Marlene Dietrich died on May 6, 1992 a little more than four months into her 91st year.
ESSENTIAL FILMS
THE BLUE ANGEL (1930), directed by Josef von Sternberg
Europe got to see the original German masterpiece early in 1930. U.S. audiences, which didn’t get to see it until December (New York) or the following year (L.A. and the rest of the country) got a watered down English language version with the same stars – Emil Jannings and the hypnotic Marlene Dietrich. The original German version wasn’t shown in the U.S. until the 1970s. Oscar voters given a choice between the toned down Dietrich of The Blue Angel and the unadulterated Dietrich of Morocco chose the latter, but had the original German version of the former been available to them, one suspects the outcome would have been different.

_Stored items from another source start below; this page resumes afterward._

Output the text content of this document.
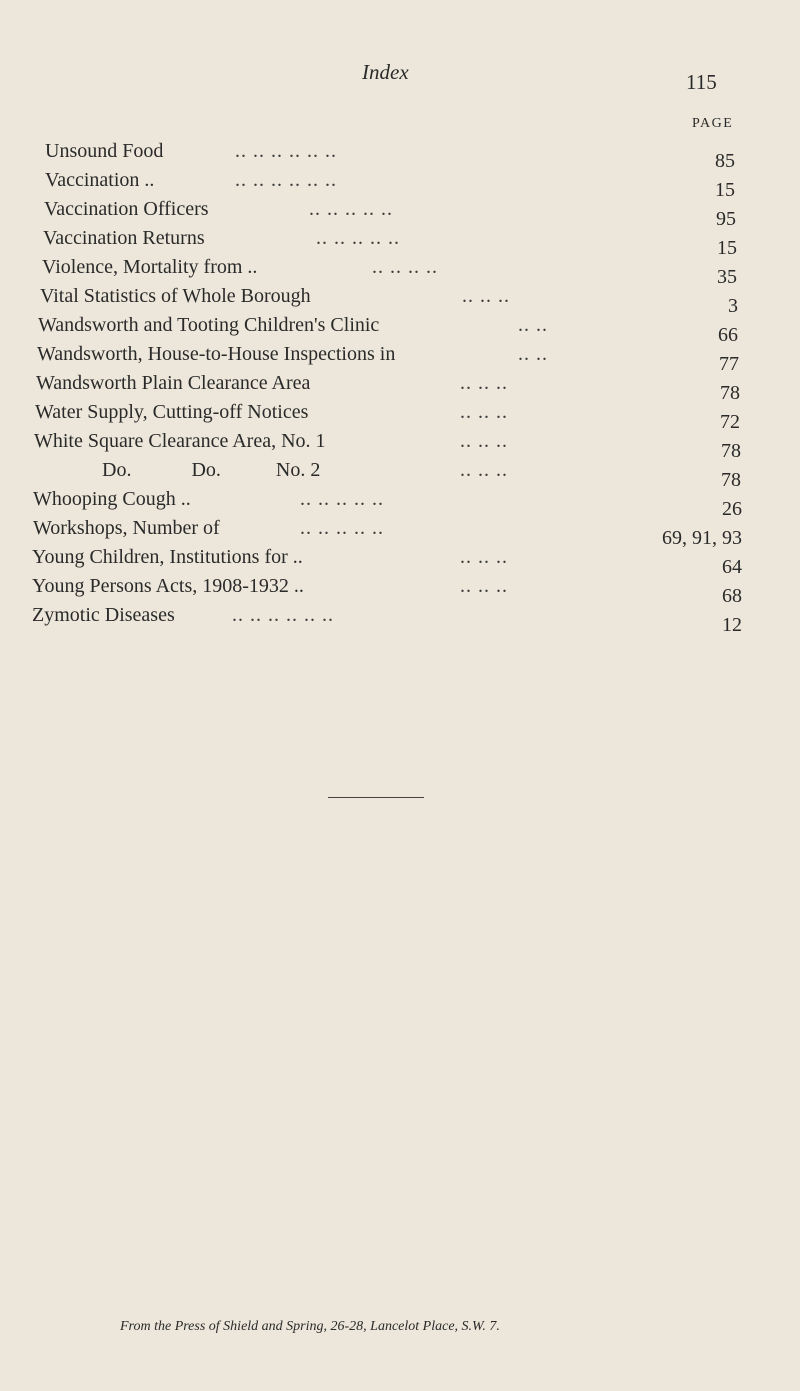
Index	115
PAGE
Unsound Food	.. .. .. .. .. ..	85
Vaccination ..	.. .. .. .. .. ..	15
Vaccination Officers	.. .. .. .. ..	95
Vaccination Returns	.. .. .. .. ..	15
Violence, Mortality from ..	.. .. .. ..	35
Vital Statistics of Whole Borough	.. .. ..	3
Wandsworth and Tooting Children's Clinic	.. ..	66
Wandsworth, House-to-House Inspections in	.. ..	77
Wandsworth Plain Clearance Area	.. .. ..	78
Water Supply, Cutting-off Notices	.. .. ..	72
White Square Clearance Area, No. 1	.. .. ..	78
Do.            Do.           No. 2	.. .. ..	78
Whooping Cough ..	.. .. .. .. ..	26
Workshops, Number of	.. .. .. .. ..	69, 91, 93
Young Children, Institutions for ..	.. .. ..	64
Young Persons Acts, 1908-1932 ..	.. .. ..	68
Zymotic Diseases	.. .. .. .. .. ..	12
From the Press of Shield and Spring, 26-28, Lancelot Place, S.W. 7.
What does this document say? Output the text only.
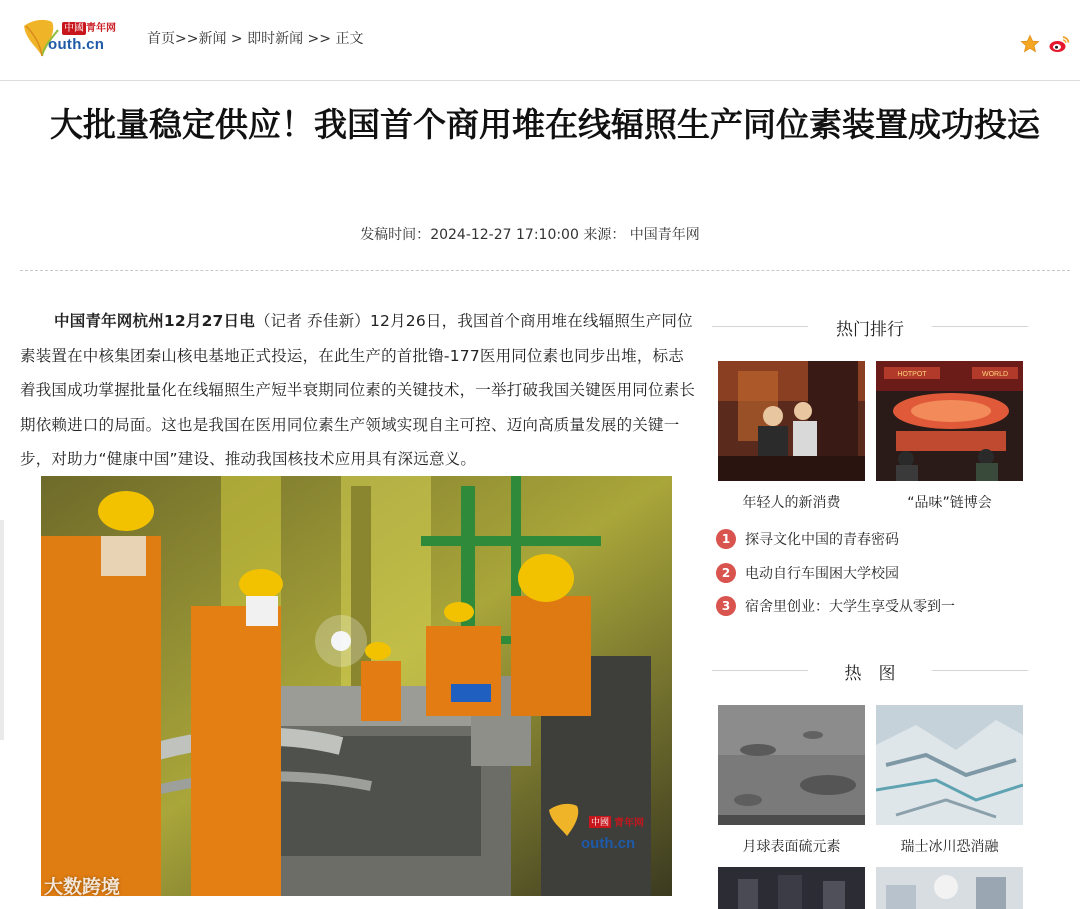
中國 青年网
outh.cn	首页>>新闻 > 即时新闻 >> 正文
大批量稳定供应！我国首个商用堆在线辐照生产同位素装置成功投运
发稿时间：2024-12-27 17:10:00 来源： 中国青年网

中国青年网杭州12月27日电（记者 乔佳新）12月26日，我国首个商用堆在线辐照生产同位素装置在中核集团秦山核电基地正式投运，在此生产的首批镥-177医用同位素也同步出堆，标志着我国成功掌握批量化在线辐照生产短半衰期同位素的关键技术，一举打破我国关键医用同位素长期依赖进口的局面。这也是我国在医用同位素生产领域实现自主可控、迈向高质量发展的关键一步，对助力“健康中国”建设、推动我国核技术应用具有深远意义。

中國 青年网
outh.cn
大数跨境
热门排行
年轻人的新消费
HOTPOT	WORLD
“品味”链博会
1	探寻文化中国的青春密码
2	电动自行车围困大学校园
3	宿舍里创业：大学生享受从零到一
热　图
月球表面硫元素	瑞士冰川恐消融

DESTRY RIDES AGAIN (1939), directed by George Marshall
Coming off a disappointing few years, Dietrich reinvented herself and resurrected her career with her sardonic portrayal of Frenchy, the saloon singer, opposite James Stewart in one of his signature roles as the sheriff who refuses to wear a gun. This was actually the second of five filmed versions so far of the Max Brand novel, which also became a Broadway musical in 1959 with Andy Griffith and Dolores Gay. It had been filmed earlier with Tom Mix, later with Audie Murphy, then as a TV series and even a German film.
A FOREIGN AFFAIR (1948), directed by Billy Wilder
Jean Arthur as an uptight congresswoman only partially thawed by Army Lt. John Lund is no match for the scintillating Dietrich as an ex-Nazi café singer with prior dibs on Lund. As she would again be two years later in support of Jane Wyman in Alfred Hitchcock’s Stage Fright, Dietrich may not have been top billed but she was definitely top dog. She sings six songs including the Rodgers & Hart perennial “Isn’t It Romantic” and one of her signature tunes, “Black Market” written expressly for her by Friedrich Hollaender.
WITNESS FOR THE PROSECUTION (1957), directed by Billy Wilder
Tyrone Power received top billing and Charles Laughton and Elsa Lanchester received Oscar nominations, but the standout performance in the film belonged to Dietrich as the title character, a German war bride whose husband (Power) is accused of killing an old lady for her money. The film has multiple surprises at the end, most of them centered around Dietrich who is completely riveting and very touching. It’s long been rumored that Dietrich failed to receive an Oscar nomination because no one could believed she wasn’t dubbed in a key scene. She wasn’t.
JUDGMENT AT NUREMBERG (1961), directed by Stanley Kramer
Maximilian Schell won an Oscar for his brilliant portrayal of the German defense attorney at the 1948 tribunal of Germany’s Nazi era judges. Spencer Tracy bringing his moral authority to the fore as the presiding American judge and Montgomery Clift and Judy Garland in touching cameos as victims of Nazi atrocities were all nominated but the always underrated Dietrich was once again overlooked for a performance that is right up there with them. Playing a German aristocrat, the widow of a German soldier at whose home Tracy is billeted, she lends tremendous presence to her scenes with Tracy, which are basically the only non-harrowing scenes in the film.